Sy Hersh: Old, Cranky and Spot On
The famed and legendary investigative journalist Seymour M. Hersh has just done what he has been doing for the past four decades -- given us a view of the world that runs counter to both the official government story and the version told to the American public by the mainstream press. And, not surprisingly, both the government and the press are bashing him.
The 78-year-old Hersh has not created such a controversy with an exposé like his most recent one about the death of Osama bin Laden since the Abu Ghraib prison torture scandal hit world-wide front pages in 2004.
When he revealed Abu Ghraib, and for many years after, Bush, Cheney and Rumsfeld were his targets. And he hit them hard and repeatedly. Bush called him a liar; Rumsfeld, an old friend, stopped returning calls; Cheney just snarled. But there was not much to do about Sy Hersh because, mostly, he got the story and his facts right.
Hersh's alternative view of the multiple wars in the Middle East and the U.S. war on terrorism -- seen mostly in the pages of his long New Yorker dispatches -- is a candid and well reported account of screw-ups and cover-ups. And much of it was ignored by the mainstream media.
The government tried its best -- as have presidential administrations dating back to Lyndon Johnson -- to undermine Hersh's account of the Mideast. He is an untrustworthy lefty. He has gone off the deep end and is losing his marbles. He uses these anonymous sources who nobody knows and he just cannot be trusted.
http://www.huffingtonpost.com/robert-miraldi/sy-hersh-old-cranky-and-s_b_7307724.html
Nitram
(22,781 posts)But triangulating all the various news releases and articles, plus what I know about how the intelligence services work, I'd say Sy got some parts right and others wrong. My best guess:
1. The walk-in story may be correct. And it is standard procedure to concoct a cover story to hide something like that. And it's nice to hear that torture played no part in the success of this operation.
2. I suspect Pakistan's secret service knew where bin Laden was. Better to have him where they can keep an eye on him. They may even have placed him under house arrest in the compound - likely given its location.
2. I suspect the orders were to kill bin Laden, not even try to capture him. Again, a cover story that bin Laden went for a gun would be standard practice.
3. I doubt Sy's contention that there was no intelligence gathered.
4. I doubt that Pakistan knew of the raid in advance.
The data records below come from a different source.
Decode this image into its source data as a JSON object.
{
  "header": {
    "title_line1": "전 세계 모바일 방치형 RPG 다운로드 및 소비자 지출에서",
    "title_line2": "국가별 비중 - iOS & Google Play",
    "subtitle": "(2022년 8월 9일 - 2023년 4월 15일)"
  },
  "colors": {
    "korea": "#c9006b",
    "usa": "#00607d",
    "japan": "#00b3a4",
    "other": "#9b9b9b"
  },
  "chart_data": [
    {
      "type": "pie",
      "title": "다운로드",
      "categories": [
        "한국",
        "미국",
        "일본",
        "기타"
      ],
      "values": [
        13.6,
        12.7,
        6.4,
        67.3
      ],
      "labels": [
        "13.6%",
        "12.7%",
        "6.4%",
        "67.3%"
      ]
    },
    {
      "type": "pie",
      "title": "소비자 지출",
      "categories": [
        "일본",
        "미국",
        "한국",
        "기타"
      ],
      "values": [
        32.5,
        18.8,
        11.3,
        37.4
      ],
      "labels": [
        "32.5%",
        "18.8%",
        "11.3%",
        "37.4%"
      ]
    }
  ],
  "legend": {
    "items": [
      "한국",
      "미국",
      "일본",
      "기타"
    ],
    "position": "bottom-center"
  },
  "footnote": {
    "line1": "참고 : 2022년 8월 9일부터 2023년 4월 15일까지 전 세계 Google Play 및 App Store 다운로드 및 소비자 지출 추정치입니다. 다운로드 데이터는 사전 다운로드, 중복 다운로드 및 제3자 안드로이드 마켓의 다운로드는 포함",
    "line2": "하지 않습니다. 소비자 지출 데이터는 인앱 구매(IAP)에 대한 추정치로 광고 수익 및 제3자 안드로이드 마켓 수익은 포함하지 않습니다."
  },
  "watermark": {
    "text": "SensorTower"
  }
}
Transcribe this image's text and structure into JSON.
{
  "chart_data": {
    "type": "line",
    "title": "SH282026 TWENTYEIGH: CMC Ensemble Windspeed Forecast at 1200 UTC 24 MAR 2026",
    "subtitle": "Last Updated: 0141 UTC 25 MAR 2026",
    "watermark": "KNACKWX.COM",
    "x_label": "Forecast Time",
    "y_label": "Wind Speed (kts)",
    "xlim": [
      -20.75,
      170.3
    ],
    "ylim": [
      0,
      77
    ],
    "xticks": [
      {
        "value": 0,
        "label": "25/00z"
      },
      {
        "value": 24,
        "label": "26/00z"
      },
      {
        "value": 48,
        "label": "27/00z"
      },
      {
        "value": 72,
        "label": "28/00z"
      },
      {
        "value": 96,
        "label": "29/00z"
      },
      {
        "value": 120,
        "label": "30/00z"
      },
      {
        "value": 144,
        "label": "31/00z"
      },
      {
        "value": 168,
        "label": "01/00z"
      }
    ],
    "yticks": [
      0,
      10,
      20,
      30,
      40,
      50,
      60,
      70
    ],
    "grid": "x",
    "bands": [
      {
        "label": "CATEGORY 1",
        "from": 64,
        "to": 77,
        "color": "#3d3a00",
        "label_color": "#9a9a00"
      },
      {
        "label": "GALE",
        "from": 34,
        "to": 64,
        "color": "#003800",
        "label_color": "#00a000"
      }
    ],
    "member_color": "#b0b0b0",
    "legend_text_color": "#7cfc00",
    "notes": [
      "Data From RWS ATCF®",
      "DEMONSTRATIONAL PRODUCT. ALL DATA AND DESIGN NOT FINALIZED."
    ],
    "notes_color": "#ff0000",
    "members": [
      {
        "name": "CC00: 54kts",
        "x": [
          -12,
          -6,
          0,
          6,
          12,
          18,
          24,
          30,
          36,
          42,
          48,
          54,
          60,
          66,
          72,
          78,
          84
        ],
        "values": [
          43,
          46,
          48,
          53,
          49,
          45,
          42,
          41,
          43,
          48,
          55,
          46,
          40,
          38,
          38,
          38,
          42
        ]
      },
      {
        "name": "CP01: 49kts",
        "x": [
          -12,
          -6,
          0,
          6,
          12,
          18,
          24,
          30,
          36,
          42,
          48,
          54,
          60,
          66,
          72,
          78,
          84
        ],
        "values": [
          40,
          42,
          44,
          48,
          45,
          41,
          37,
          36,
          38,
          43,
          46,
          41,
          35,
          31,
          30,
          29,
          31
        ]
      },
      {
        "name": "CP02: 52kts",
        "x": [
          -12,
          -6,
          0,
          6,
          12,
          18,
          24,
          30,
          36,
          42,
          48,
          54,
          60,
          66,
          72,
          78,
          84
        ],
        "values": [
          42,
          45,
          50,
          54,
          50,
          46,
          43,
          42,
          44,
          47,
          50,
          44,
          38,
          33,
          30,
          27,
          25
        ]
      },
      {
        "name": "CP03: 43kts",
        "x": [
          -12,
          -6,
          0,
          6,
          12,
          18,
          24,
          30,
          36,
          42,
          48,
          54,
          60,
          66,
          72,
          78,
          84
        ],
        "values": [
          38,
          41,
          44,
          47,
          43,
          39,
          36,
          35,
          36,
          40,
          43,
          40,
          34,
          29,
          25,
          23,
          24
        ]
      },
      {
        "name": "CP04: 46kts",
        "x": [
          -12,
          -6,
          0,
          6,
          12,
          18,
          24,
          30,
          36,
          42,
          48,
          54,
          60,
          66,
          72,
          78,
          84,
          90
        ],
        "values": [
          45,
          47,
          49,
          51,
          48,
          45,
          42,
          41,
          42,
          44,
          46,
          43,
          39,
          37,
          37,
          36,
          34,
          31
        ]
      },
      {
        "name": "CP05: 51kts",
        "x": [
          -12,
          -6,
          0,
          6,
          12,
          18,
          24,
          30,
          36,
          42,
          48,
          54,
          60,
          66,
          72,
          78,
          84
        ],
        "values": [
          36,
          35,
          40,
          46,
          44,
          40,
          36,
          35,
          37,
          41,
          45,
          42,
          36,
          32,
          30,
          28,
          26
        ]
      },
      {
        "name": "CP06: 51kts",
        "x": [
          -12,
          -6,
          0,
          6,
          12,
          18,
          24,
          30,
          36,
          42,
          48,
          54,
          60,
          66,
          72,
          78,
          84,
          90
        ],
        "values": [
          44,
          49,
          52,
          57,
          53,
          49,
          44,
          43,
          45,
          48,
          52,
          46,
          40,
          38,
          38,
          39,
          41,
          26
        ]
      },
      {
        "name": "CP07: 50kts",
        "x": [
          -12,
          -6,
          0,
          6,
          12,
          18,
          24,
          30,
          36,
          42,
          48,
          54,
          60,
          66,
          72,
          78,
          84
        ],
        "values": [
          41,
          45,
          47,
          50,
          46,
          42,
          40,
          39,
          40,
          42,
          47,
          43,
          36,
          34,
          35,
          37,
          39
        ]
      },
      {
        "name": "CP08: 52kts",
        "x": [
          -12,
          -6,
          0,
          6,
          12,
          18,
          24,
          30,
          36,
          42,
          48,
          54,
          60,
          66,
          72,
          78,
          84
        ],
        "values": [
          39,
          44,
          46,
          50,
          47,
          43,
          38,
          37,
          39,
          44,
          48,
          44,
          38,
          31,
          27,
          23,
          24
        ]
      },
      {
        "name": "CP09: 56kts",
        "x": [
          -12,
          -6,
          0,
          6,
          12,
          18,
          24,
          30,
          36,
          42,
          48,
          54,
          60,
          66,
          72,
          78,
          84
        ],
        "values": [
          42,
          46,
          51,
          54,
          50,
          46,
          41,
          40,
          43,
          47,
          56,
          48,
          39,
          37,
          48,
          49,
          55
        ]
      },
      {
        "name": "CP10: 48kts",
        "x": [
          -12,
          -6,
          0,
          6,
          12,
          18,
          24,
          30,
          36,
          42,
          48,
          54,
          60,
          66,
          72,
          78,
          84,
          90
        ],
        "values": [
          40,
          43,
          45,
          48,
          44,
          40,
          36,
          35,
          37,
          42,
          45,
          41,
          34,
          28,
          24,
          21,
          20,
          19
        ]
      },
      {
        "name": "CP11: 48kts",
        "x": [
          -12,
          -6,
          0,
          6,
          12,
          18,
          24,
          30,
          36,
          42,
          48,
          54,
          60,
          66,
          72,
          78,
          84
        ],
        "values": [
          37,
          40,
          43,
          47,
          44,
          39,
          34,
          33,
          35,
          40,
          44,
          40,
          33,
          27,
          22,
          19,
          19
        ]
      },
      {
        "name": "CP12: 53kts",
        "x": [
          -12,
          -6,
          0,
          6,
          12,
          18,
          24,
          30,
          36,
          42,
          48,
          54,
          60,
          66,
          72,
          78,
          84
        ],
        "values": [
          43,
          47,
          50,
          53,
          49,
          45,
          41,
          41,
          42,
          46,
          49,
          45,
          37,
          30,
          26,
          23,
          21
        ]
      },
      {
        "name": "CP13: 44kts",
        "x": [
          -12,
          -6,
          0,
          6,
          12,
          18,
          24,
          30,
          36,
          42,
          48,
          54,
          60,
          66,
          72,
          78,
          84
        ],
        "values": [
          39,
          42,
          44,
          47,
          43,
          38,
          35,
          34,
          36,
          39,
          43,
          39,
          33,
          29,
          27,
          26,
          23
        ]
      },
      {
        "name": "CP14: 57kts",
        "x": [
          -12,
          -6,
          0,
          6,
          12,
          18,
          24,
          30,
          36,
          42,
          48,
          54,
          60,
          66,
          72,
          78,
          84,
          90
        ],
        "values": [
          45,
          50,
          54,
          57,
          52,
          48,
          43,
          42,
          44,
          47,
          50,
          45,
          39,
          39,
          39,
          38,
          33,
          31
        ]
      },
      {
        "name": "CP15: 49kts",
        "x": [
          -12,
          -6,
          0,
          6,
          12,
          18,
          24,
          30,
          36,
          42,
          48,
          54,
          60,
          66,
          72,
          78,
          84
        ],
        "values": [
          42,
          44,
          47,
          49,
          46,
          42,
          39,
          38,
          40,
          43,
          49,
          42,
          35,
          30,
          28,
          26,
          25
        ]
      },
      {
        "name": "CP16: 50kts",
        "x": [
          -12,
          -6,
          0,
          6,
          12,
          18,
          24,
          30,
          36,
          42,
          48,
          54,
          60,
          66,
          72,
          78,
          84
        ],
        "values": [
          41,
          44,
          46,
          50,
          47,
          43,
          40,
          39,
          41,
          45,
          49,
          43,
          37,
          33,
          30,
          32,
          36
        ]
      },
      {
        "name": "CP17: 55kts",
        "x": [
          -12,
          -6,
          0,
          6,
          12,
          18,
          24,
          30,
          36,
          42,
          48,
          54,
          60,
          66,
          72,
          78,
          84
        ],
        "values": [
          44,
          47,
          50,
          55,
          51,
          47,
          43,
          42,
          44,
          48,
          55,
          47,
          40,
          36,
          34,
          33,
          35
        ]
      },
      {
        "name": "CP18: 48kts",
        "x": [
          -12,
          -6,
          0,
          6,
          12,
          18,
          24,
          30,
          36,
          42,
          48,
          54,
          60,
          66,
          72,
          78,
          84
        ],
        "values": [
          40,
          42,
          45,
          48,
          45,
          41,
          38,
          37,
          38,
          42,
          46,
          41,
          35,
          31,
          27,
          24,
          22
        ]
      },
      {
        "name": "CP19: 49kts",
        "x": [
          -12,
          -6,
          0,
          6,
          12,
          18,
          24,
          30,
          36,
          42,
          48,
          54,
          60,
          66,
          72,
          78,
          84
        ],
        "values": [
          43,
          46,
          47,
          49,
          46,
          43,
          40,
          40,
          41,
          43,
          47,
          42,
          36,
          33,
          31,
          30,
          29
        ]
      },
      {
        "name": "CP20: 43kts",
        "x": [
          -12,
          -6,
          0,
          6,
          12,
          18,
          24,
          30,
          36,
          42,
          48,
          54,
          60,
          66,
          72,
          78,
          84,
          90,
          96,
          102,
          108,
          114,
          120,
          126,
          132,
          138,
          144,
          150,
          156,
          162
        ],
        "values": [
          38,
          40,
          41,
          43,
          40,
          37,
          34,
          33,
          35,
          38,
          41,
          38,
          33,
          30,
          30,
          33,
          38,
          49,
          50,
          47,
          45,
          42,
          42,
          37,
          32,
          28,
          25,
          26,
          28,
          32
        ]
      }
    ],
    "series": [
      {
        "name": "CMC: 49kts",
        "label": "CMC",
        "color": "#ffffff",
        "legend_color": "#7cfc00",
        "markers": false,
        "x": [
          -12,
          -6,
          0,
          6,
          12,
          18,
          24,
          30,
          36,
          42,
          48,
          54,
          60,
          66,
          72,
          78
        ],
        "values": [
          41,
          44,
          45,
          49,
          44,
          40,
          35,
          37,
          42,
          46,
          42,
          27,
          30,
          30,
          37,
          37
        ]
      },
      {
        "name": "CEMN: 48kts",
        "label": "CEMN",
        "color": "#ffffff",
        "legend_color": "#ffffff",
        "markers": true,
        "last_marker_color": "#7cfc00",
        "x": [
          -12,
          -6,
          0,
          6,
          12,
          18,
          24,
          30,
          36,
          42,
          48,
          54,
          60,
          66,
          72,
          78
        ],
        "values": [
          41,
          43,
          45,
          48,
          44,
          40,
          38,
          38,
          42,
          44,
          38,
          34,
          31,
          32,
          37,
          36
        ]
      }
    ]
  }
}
Bottom line, we killed Osama bin Laden, mission accomplished.
geek tragedy
(68,868 posts)I think everyone has assumed that the ISI was hiding him, and there probably was some kind of tip off that they should watch that house. And no doubt they didn't go in there ready to Mirandize anyone.
On the Road
(20,783 posts)what were Obama, Clinton, and all the others in the room looking at according to Hersh?
Blue_Tires
(55,445 posts)Or is that something we're not supposed to remember?